Whereas Waugh uses micrography for conceptual reasons -- the imagery in his drawings is a comment on the texts he uses -- its invention was precipitated by a very different need. The second commandment, read strictly, prohibits religious Jews from creating artwork that may be deemed idolatrous and blasphemous. Although Jewish tradition has proven generally amenable to visual art, micrography ensured that Jewish artists wouldn't need to worry -- the potentially dangerous image was rendered harmless because it was formed by written sacred text that formed it.

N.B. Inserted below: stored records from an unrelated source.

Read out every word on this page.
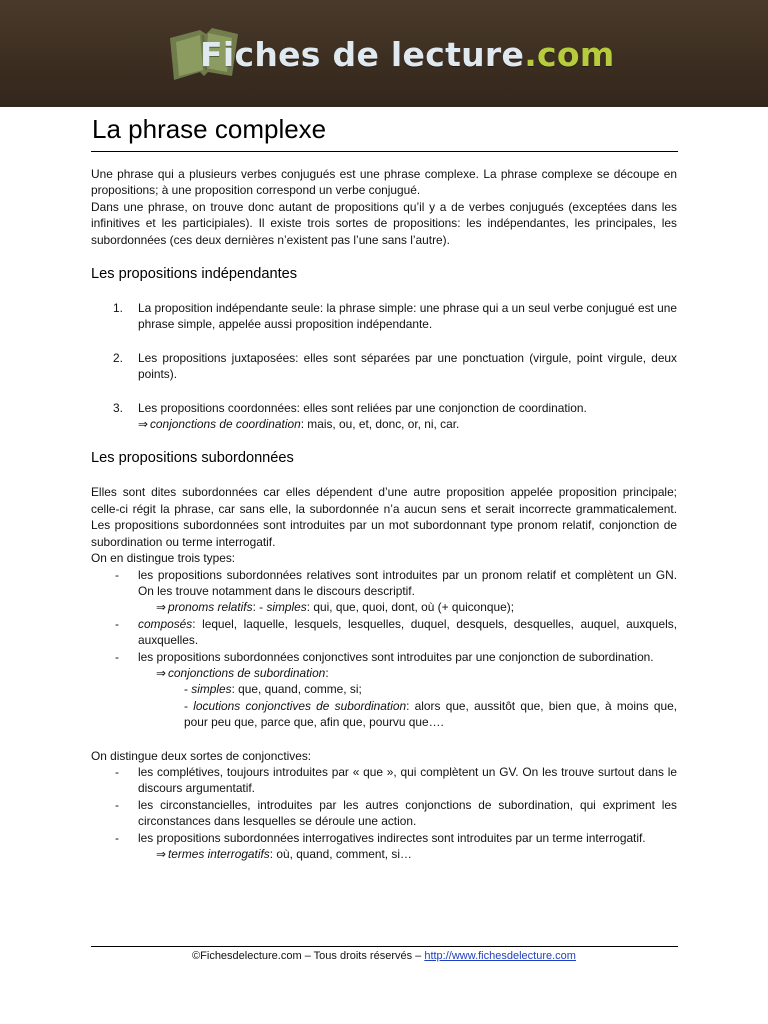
Fiches de lecture.com
La phrase complexe

Une phrase qui a plusieurs verbes conjugués est une phrase complexe. La phrase complexe se découpe en propositions; à une proposition correspond un verbe conjugué.

Dans une phrase, on trouve donc autant de propositions qu’il y a de verbes conjugués (exceptées dans les infinitives et les participiales). Il existe trois sortes de propositions: les indépendantes, les principales, les subordonnées (ces deux dernières n’existent pas l’une sans l’autre).

Les propositions indépendantes
1.	La proposition indépendante seule: la phrase simple: une phrase qui a un seul verbe conjugué est une phrase simple, appelée aussi proposition indépendante.
2.	Les propositions juxtaposées: elles sont séparées par une ponctuation (virgule, point virgule, deux points).
3.	Les propositions coordonnées: elles sont reliées par une conjonction de coordination.
⇒ conjonctions de coordination: mais, ou, et, donc, or, ni, car.
Les propositions subordonnées

Elles sont dites subordonnées car elles dépendent d’une autre proposition appelée proposition principale; celle-ci régit la phrase, car sans elle, la subordonnée n’a aucun sens et serait incorrecte grammaticalement. Les propositions subordonnées sont introduites par un mot subordonnant type pronom relatif, conjonction de subordination ou terme interrogatif.

On en distingue trois types:

-	les propositions subordonnées relatives sont introduites par un pronom relatif et complètent un GN. On les trouve notamment dans le discours descriptif.
⇒ pronoms relatifs: - simples: qui, que, quoi, dont, où (+ quiconque);
-	composés: lequel, laquelle, lesquels, lesquelles, duquel, desquels, desquelles, auquel, auxquels, auxquelles.
-	les propositions subordonnées conjonctives sont introduites par une conjonction de subordination.
⇒ conjonctions de subordination:
- simples: que, quand, comme, si;
- locutions conjonctives de subordination: alors que, aussitôt que, bien que, à moins que, pour peu que, parce que, afin que, pourvu que….

On distingue deux sortes de conjonctives:

-	les complétives, toujours introduites par « que », qui complètent un GV. On les trouve surtout dans le discours argumentatif.
-	les circonstancielles, introduites par les autres conjonctions de subordination, qui expriment les circonstances dans lesquelles se déroule une action.
-	les propositions subordonnées interrogatives indirectes sont introduites par un terme interrogatif.
⇒ termes interrogatifs: où, quand, comment, si…
©Fichesdelecture.com – Tous droits réservés – http://www.fichesdelecture.com
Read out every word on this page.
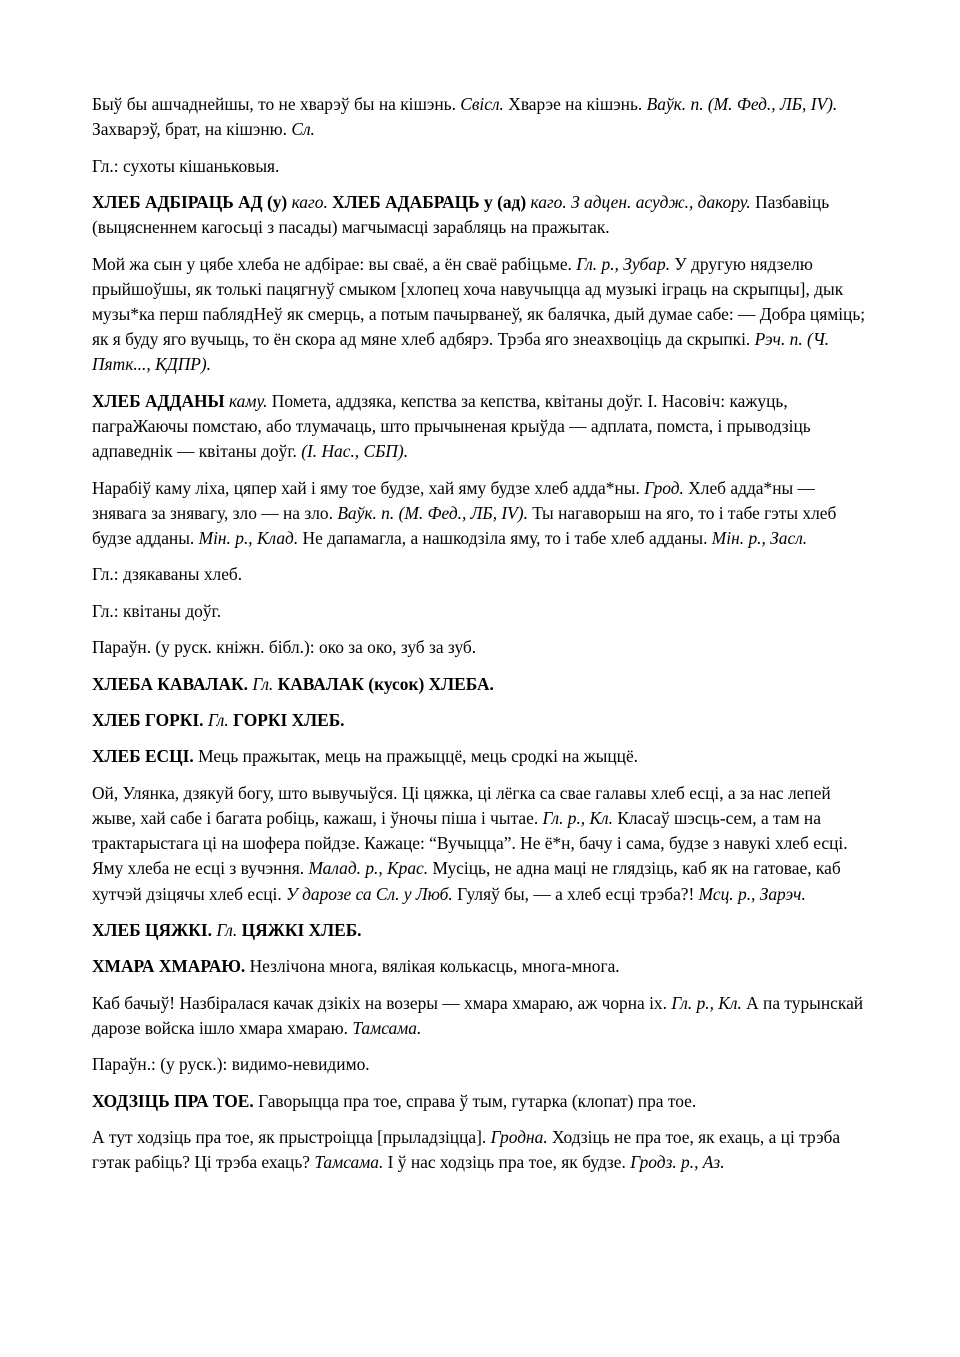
Быў бы ашчаднейшы, то не хварэў бы на кішэнь. Свісл. Хварэе на кішэнь. Ваўк. п. (М. Фед., ЛБ, IV). Захварэў, брат, на кішэню. Сл.

Гл.: сухоты кішаньковыя.

ХЛЕБ АДБІРАЦЬ АД (у) каго. ХЛЕБ АДАБРАЦЬ у (ад) каго. З адцен. асудж., дакору. Пазбавіць (выцясненнем кагосьці з пасады) магчымасці зарабляць на пражытак.

Мой жа сын у цябе хлеба не адбірае: вы сваё, а ён сваё рабіцьме. Гл. р., Зубар. У другую нядзелю прыйшоўшы, як толькі пацягнуў смыком [хлопец хоча навучыцца ад музыкі іграць на скрыпцы], дык музы*ка перш паблядНеў як смерць, а потым пачырванеў, як балячка, дый думае сабе: — Добра цяміць; як я буду яго вучыць, то ён скора ад мяне хлеб адбярэ. Трэба яго знеахвоціць да скрыпкі. Рэч. п. (Ч. Пятк..., КДПР).

ХЛЕБ АДДАНЫ каму. Помета, аддзяка, кепства за кепства, квітаны доўг. І. Насовіч: кажуць, паграЖаючы помстаю, або тлумачаць, што прычыненая крыўда — адплата, помста, і прыводзіць адпаведнік — квітаны доўг. (І. Нас., СБП).

Нарабіў каму ліха, цяпер хай і яму тое будзе, хай яму будзе хлеб адда*ны. Грод. Хлеб адда*ны — знявага за знявагу, зло — на зло. Ваўк. п. (М. Фед., ЛБ, IV). Ты нагаворыш на яго, то і табе гэты хлеб будзе адданы. Мін. р., Клад. Не дапамагла, а нашкодзіла яму, то і табе хлеб адданы. Мін. р., Засл.

Гл.: дзякаваны хлеб.

Гл.: квітаны доўг.

Параўн. (у руск. кніжн. бібл.): око за око, зуб за зуб.

ХЛЕБА КАВАЛАК. Гл. КАВАЛАК (кусок) ХЛЕБА.

ХЛЕБ ГОРКІ. Гл. ГОРКІ ХЛЕБ.

ХЛЕБ ЕСЦІ. Мець пражытак, мець на пражыццё, мець сродкі на жыццё.

Ой, Улянка, дзякуй богу, што вывучыўся. Ці цяжка, ці лёгка са свае галавы хлеб есці, а за нас лепей жыве, хай сабе і багата робіць, кажаш, і ўночы піша і чытае. Гл. р., Кл. Класаў шэсць-сем, а там на трактарыстага ці на шофера пойдзе. Кажаце: “Вучыцца”. Не ё*н, бачу і сама, будзе з навукі хлеб есці. Яму хлеба не есці з вучэння. Малад. р., Крас. Мусіць, не адна маці не глядзіць, каб як на гатовае, каб хутчэй дзіцячы хлеб есці. У дарозе са Сл. у Люб. Гуляў бы, — а хлеб есці трэба?! Мсц. р., Зарэч.

ХЛЕБ ЦЯЖКІ. Гл. ЦЯЖКІ ХЛЕБ.

ХМАРА ХМАРАЮ. Незлічона многа, вялікая колькасць, многа-многа.

Каб бачыў! Назбіралася качак дзікіх на возеры — хмара хмараю, аж чорна іх. Гл. р., Кл. А па турынскай дарозе войска ішло хмара хмараю. Тамсама.

Параўн.: (у руск.): видимо-невидимо.

ХОДЗІЦЬ ПРА ТОЕ. Гаворыцца пра тое, справа ў тым, гутарка (клопат) пра тое.

А тут ходзіць пра тое, як прыстроіцца [прыладзіцца]. Гродна. Ходзіць не пра тое, як ехаць, а ці трэба гэтак рабіць? Ці трэба ехаць? Тамсама. І ў нас ходзіць пра тое, як будзе. Гродз. р., Аз.
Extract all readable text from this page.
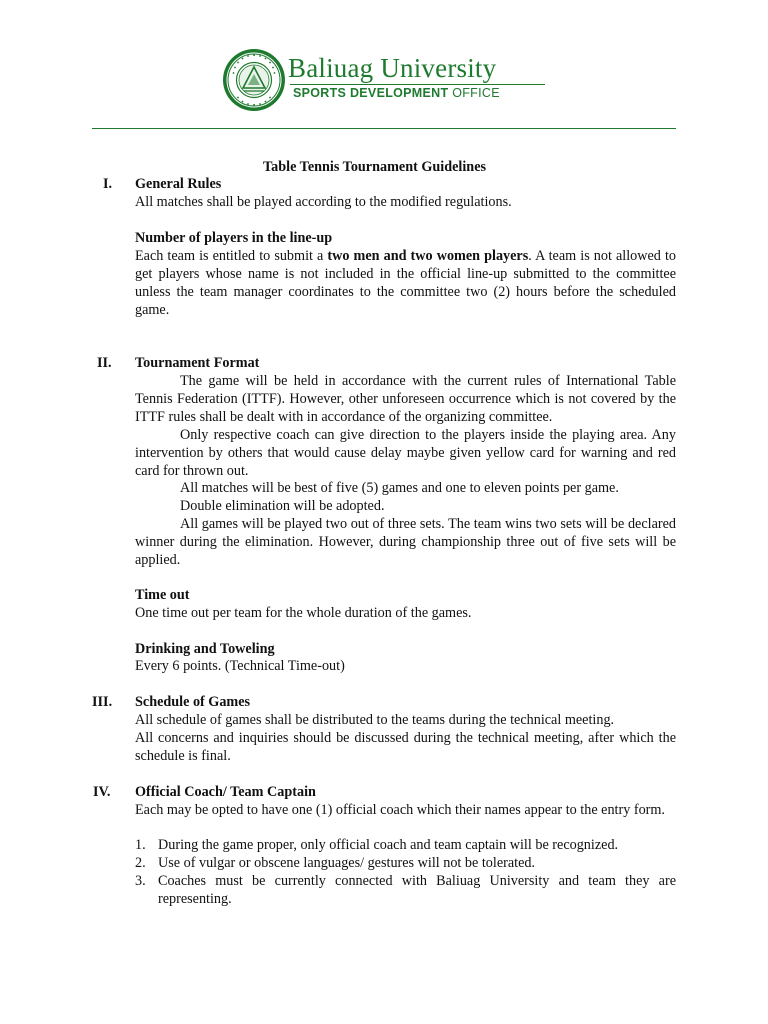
Baliuag University
SPORTS DEVELOPMENT OFFICE
Table Tennis Tournament Guidelines
I. General Rules
All matches shall be played according to the modified regulations.
Number of players in the line-up
Each team is entitled to submit a two men and two women players. A team is not allowed to get players whose name is not included in the official line-up submitted to the committee unless the team manager coordinates to the committee two (2) hours before the scheduled game.
II. Tournament Format
The game will be held in accordance with the current rules of International Table Tennis Federation (ITTF). However, other unforeseen occurrence which is not covered by the ITTF rules shall be dealt with in accordance of the organizing committee.
Only respective coach can give direction to the players inside the playing area. Any intervention by others that would cause delay maybe given yellow card for warning and red card for thrown out.
All matches will be best of five (5) games and one to eleven points per game.
Double elimination will be adopted.
All games will be played two out of three sets. The team wins two sets will be declared winner during the elimination. However, during championship three out of five sets will be applied.
Time out
One time out per team for the whole duration of the games.
Drinking and Toweling
Every 6 points. (Technical Time-out)
III. Schedule of Games
All schedule of games shall be distributed to the teams during the technical meeting.
All concerns and inquiries should be discussed during the technical meeting, after which the schedule is final.
IV. Official Coach/ Team Captain
Each may be opted to have one (1) official coach which their names appear to the entry form.
1. During the game proper, only official coach and team captain will be recognized.
2. Use of vulgar or obscene languages/ gestures will not be tolerated.
3. Coaches must be currently connected with Baliuag University and team they are representing.
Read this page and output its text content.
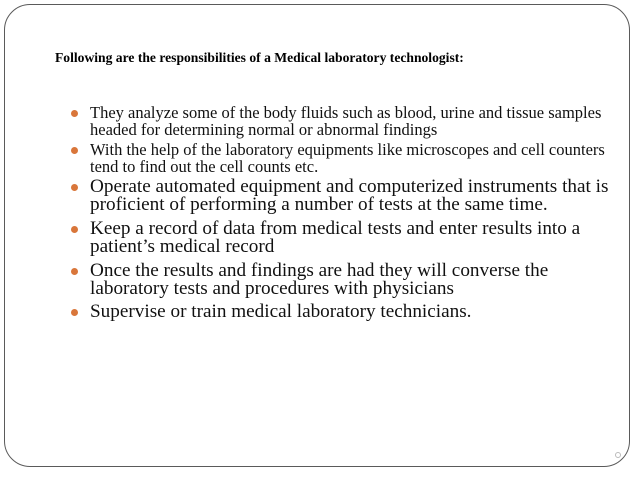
Following are the responsibilities of a Medical laboratory technologist:

They analyze some of the body fluids such as blood, urine and tissue samples headed for determining normal or abnormal findings
With the help of the laboratory equipments like microscopes and cell counters tend to find out the cell counts etc.
Operate automated equipment and computerized instruments that is proficient of performing a number of tests at the same time.
Keep a record of data from medical tests and enter results into a patient’s medical record
Once the results and findings are had they will converse the laboratory tests and procedures with physicians
Supervise or train medical laboratory technicians.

Micrography arose as an art form sometime in 10th century Egypt and Eretz Israel. Although most scholars attribute its invention to Jews, it was heavily influenced by the surrounding Islamic culture and calligrams. From the catalog essay for Micrography: The Hebrew Word as Art, an exhibit at the Library of the Jewish Theological Seminary:

"Hebrew micrography was the creation of the Masorah scribes of Tiberias in the production of Bible codices (the book form of the Tanach that included marginal notes of the masorah and nikudot). The Leningrad Codice from 1009 written in Cairo, has sixteen diverse carpet pages presenting the small but fully legible masorah text in architectural and abstract designs surrounded by beautiful gold and red illuminations reminiscent of Middle Eastern carpets. This art form spread throughout the Levant, with Yemen as an especially important center, and then to north into medieval Europe. The Sephardic scribes of Spain utilized micrography, especially in some of the Catalonian Haggadot. The Ashkenazi scribes, with their micrographic specialty of medieval grotesques and bestiaries decorating the margins and front pages of luxury Bibles, and Haggadot also flourished from the thirteenth to the fifteenth centuries. After the invention of printing in the mid-fifteenth century, the use of micrography expanded to ketubbot, omer counters, amulets, and other independent works on paper, eventually to its use in portraits and secular Jewish illustrations. Throughout the centuries it has remained a predominately Jewish art form."